Understanding Allergy Issues in Dogs
We generally consider allergies to be a human affliction. Unfortunately, dogs often develop them too, with symptoms usually emerging somewhere between six months and two years of age. If your pup appears to frequently scratch itself or has developed a rash, here's what you should understand about dog allergies.
What Your Dog Might Be Allergic To
Your dog may be having a reaction to:
- The proteins from insects, like fleas (exposure to flea saliva is one of the most common allergic reactions in dogs)
- Plants and pollen
- Mold spores
- Other animals' skin cells
- Dust mites
A dog who scratches frequently may remove patches of hair or develop a bacterial infection.
Types of Dog Allergies
Dogs generally come into contact with allergens in the following ways:
- Inhaling them
- Having skin contact with them
- Consuming them
The reaction may be immediate, resulting in anaphylaxis, or it can be delayed. Your pet may have a skin reaction - called allergic dermatitis - or a respiratory response, called allergic bronchitis. Just as with humans, certain seasonal allergens may trigger reactions in your dog.
Symptoms of an Allergic Reaction
Based on the type of allergic response, symptoms may include:
- Itching and scratching (either general or local)
- Coughing and sneezing
- Wheezing or difficulty breathing
- Nasal discharge or an increase in tearing (which can cause tear stains)
- Diarrhea and other digestive issues
- Patches of red or infected skin
- Increased shedding
- Licking its paws more frequently
- Waxy ears
- Recurring infections
Managing Allergies in Dogs
Should you notice one or more of the above symptoms, bring it to the attention of your veterinarian.

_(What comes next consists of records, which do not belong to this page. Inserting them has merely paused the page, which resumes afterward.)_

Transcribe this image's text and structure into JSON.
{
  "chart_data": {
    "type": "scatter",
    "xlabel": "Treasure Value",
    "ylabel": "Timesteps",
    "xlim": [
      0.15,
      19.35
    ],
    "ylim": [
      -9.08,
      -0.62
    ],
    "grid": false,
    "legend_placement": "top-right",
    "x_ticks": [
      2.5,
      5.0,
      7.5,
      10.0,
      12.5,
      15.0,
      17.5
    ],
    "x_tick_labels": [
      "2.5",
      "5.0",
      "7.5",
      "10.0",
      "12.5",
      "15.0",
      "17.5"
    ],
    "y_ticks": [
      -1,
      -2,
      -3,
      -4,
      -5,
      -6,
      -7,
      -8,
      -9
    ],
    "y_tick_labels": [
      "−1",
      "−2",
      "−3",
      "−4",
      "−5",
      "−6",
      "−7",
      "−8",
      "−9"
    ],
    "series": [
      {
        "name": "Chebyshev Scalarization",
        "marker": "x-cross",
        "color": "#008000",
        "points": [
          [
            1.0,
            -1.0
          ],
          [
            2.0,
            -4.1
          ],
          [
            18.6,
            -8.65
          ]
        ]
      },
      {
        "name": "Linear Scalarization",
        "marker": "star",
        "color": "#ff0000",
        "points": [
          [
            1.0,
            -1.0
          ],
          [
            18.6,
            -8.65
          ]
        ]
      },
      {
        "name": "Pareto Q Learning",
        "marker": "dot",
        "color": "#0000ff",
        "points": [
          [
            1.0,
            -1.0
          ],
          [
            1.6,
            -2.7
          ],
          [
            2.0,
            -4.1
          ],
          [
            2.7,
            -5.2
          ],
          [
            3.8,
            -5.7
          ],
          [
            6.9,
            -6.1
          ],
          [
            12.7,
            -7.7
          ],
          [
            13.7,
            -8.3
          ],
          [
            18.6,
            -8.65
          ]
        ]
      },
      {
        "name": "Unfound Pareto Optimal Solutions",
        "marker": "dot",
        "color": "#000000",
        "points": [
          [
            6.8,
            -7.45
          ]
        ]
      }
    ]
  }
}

Initially, your vet may direct you to an over-the-counter antihistamine so that your pet can have some relief. If your dog has been scratching, a soothing anti-itch spray or topical solution designed for dogs may also be recommended. Note that anti-itch products made for humans should not be used on dogs.
Other solutions may include:
- A prescription anti-inflammatory drug, like a corticosteroid or antihistamine
- Fatty acid supplementation
- Routine bathing with a gentle pet shampoo to remove potential allergens
- Allergy shots to desensitize your pet
- Removing foods that may be causing digestive distress
In addition, when it comes to bulldogs and other wrinkly breeds, clean their skin folds regularly with hypoallergenic wipes to remove allergens and sources of irritation.